We have talked since then. I remind her what it means for her to get her life back, and I say, “You can do this. We all want this for you. You are capable of this. You’re recovering. And that’s okay. You’re allowed to slip up. Recovery is not linear. It is far from that.”
This is something I’ve learned from my own family. You slip up. Again, and again, and again. And I know this from personal experience, because I’m an over-eater. I’ve been in Overeaters Anonymous for ten years. The longest I’ve made it without a slip-up is for one year. It’s a different type of addiction, a harder type, but I know shaking off any addiction is tough. Right now, I’m three months out. You mess up a lot, you get better, and you keep going. I have a lot of chips.
So, if Narcan saves someone’s life, maybe it doesn’t lead to a ‘come to Jesus moment.’ But maybe it does. You don’t know. What it does is save somebody’s life to go on. And yes, they’re addicted. That’s the nature of addiction. It’s a disease. It’s a chemical imbalance. And yes, ultimately, they chose it, but it’s not something they choose to continue.
We need Narcan in our lives, because otherwise, what’s going to happen to your best friend lying unconscious on the couch? What’s going to happen to a stranger parked behind a gas station at night and overdosed? What if that stranger is your dad, or your mom, or your sister or your brother? Or someone else’s? You would hate to lose them. And yes, maybe it won’t be their ‘come to Jesus moment.’ But maybe the following time, it will be.
I used to tell a friend from Job Corps who is now clean, “There’s no shame in getting help.” At any stage of your life, asking for help is not giving up. It’s admitting you need it. It’s saying, “I need a hand up.”

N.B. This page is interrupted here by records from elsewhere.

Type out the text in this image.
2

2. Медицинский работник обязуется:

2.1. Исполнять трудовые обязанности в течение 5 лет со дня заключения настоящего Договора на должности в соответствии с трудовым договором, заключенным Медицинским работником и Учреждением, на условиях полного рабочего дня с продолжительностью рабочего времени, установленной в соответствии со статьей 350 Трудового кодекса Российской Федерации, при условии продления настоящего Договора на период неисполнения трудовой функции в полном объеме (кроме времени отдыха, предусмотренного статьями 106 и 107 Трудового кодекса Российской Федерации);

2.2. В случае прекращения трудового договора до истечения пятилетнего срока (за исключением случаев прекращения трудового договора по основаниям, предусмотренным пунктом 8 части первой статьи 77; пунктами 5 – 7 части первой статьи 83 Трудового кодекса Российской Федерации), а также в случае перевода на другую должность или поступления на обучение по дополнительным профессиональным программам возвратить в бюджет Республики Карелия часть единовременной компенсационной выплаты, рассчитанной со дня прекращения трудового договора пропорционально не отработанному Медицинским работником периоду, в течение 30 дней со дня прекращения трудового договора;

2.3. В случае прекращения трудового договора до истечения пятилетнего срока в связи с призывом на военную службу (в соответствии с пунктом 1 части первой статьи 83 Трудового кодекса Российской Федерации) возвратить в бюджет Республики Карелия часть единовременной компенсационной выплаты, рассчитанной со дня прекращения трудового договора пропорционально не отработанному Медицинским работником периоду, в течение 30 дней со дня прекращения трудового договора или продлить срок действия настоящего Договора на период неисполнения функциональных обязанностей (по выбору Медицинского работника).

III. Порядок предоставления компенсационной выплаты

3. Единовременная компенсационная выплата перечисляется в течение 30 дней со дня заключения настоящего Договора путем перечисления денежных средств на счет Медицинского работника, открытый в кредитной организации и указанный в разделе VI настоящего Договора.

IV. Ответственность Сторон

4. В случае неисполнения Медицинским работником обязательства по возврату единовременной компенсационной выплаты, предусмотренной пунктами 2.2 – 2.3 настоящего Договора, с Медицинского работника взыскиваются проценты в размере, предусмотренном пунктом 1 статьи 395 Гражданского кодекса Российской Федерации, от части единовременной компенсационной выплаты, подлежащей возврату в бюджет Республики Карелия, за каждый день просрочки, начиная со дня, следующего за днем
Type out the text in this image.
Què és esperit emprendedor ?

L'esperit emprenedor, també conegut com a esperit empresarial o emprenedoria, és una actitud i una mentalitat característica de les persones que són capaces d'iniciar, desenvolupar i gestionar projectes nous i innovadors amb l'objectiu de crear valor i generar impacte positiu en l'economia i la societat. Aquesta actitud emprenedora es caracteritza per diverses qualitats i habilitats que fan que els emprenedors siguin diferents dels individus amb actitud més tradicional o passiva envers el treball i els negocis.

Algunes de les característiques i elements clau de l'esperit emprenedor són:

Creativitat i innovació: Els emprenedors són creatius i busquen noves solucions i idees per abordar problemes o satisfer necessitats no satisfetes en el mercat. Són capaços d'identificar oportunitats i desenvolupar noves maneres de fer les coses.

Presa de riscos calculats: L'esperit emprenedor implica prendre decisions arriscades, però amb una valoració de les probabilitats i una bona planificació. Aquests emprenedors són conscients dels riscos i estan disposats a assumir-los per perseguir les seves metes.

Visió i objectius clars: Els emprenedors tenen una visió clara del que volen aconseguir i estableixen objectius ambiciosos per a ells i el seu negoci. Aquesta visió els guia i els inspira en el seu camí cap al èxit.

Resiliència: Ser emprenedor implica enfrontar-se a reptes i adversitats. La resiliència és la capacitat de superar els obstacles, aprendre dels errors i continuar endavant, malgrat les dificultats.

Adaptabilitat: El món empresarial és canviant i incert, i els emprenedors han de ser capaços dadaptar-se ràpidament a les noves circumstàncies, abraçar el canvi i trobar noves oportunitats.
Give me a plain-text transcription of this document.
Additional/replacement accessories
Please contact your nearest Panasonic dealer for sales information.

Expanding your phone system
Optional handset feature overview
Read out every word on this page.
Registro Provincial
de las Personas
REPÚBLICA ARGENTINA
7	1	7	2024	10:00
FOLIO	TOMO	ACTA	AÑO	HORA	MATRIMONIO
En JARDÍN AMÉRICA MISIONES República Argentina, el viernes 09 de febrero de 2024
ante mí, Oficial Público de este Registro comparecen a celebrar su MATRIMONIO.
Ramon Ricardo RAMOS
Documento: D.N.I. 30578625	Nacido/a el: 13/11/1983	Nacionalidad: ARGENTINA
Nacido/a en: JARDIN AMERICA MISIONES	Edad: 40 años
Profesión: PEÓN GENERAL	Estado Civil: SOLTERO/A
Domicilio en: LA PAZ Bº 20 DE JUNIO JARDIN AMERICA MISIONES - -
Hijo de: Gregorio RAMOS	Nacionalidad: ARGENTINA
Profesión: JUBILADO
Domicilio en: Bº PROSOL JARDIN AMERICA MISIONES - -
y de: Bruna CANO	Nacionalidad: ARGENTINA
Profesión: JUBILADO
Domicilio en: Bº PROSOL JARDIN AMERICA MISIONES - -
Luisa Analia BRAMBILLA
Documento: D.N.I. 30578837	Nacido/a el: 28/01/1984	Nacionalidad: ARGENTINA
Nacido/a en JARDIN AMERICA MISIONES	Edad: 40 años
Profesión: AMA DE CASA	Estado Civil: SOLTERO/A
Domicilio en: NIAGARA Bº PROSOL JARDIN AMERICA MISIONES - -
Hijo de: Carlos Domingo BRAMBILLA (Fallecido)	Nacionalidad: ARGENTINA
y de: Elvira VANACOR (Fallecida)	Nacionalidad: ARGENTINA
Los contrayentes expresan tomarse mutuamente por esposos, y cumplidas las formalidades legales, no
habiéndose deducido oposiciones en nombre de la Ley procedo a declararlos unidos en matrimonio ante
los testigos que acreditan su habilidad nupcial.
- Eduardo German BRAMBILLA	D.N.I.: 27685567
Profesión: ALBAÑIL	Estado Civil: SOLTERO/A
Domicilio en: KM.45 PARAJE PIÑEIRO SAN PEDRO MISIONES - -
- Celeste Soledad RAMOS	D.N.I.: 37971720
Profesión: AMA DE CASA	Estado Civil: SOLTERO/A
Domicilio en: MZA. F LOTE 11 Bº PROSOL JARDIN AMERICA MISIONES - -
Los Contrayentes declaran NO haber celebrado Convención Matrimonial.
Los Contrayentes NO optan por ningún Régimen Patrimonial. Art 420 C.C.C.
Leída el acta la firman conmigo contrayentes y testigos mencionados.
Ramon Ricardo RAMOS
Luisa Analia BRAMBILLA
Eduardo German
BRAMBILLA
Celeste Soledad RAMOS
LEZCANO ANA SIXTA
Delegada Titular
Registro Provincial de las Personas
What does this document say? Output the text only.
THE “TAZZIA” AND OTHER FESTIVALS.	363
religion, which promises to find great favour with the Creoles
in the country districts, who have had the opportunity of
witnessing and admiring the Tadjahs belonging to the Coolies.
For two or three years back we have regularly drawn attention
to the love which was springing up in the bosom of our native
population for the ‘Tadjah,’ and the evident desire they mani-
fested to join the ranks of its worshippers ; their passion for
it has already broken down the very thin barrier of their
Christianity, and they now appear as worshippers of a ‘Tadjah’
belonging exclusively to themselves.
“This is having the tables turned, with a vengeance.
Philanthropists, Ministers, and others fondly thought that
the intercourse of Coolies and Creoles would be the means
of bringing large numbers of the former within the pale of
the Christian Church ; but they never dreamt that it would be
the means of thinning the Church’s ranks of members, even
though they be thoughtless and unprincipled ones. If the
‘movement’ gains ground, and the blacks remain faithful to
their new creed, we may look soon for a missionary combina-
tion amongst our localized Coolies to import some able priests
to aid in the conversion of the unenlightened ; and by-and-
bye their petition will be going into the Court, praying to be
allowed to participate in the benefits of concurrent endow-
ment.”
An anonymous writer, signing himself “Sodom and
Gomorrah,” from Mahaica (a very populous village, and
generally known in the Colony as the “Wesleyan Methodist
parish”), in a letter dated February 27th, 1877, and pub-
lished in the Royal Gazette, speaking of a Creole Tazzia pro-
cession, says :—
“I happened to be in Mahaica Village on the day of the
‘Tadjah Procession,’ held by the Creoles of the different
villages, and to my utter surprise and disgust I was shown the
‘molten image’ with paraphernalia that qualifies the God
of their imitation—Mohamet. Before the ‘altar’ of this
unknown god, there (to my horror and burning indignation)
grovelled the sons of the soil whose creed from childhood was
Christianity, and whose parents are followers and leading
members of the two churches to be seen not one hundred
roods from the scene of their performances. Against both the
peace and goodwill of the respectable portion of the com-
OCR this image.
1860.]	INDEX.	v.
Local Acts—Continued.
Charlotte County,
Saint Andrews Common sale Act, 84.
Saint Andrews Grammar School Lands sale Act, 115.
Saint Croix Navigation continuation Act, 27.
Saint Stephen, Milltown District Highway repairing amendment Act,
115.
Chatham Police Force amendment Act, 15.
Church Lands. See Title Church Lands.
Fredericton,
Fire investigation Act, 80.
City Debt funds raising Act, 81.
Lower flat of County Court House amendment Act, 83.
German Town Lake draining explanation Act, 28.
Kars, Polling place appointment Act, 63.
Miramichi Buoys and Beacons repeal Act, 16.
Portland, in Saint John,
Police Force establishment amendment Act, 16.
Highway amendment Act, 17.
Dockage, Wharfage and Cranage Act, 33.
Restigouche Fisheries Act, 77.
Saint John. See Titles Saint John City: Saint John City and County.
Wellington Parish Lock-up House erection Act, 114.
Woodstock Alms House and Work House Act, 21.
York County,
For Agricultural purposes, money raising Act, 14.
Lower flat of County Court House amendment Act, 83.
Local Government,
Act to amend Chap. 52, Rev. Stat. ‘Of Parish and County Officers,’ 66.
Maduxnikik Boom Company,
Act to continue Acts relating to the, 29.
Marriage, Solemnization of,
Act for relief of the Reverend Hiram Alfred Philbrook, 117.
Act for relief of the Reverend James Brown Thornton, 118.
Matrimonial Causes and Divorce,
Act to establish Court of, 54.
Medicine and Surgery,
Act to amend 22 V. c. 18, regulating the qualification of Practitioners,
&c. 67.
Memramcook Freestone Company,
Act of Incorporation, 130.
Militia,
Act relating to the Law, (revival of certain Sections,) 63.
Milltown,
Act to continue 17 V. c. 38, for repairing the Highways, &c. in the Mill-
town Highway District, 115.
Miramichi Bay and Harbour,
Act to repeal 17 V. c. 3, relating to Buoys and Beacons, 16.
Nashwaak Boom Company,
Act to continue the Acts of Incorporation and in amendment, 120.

My dad died from cirrhosis of the liver which was most likely because of his alcoholism. He never had a ‘come to Jesus’ moment. He was just a very sick man who didn’t get the help he needed, surrounded by people in his life who degraded him, made fun of him, whatever. But there were also people who loved him and wanted him to get better. And unfortunately, the alcohol took him first. He never got to the point of saying, “I need help.”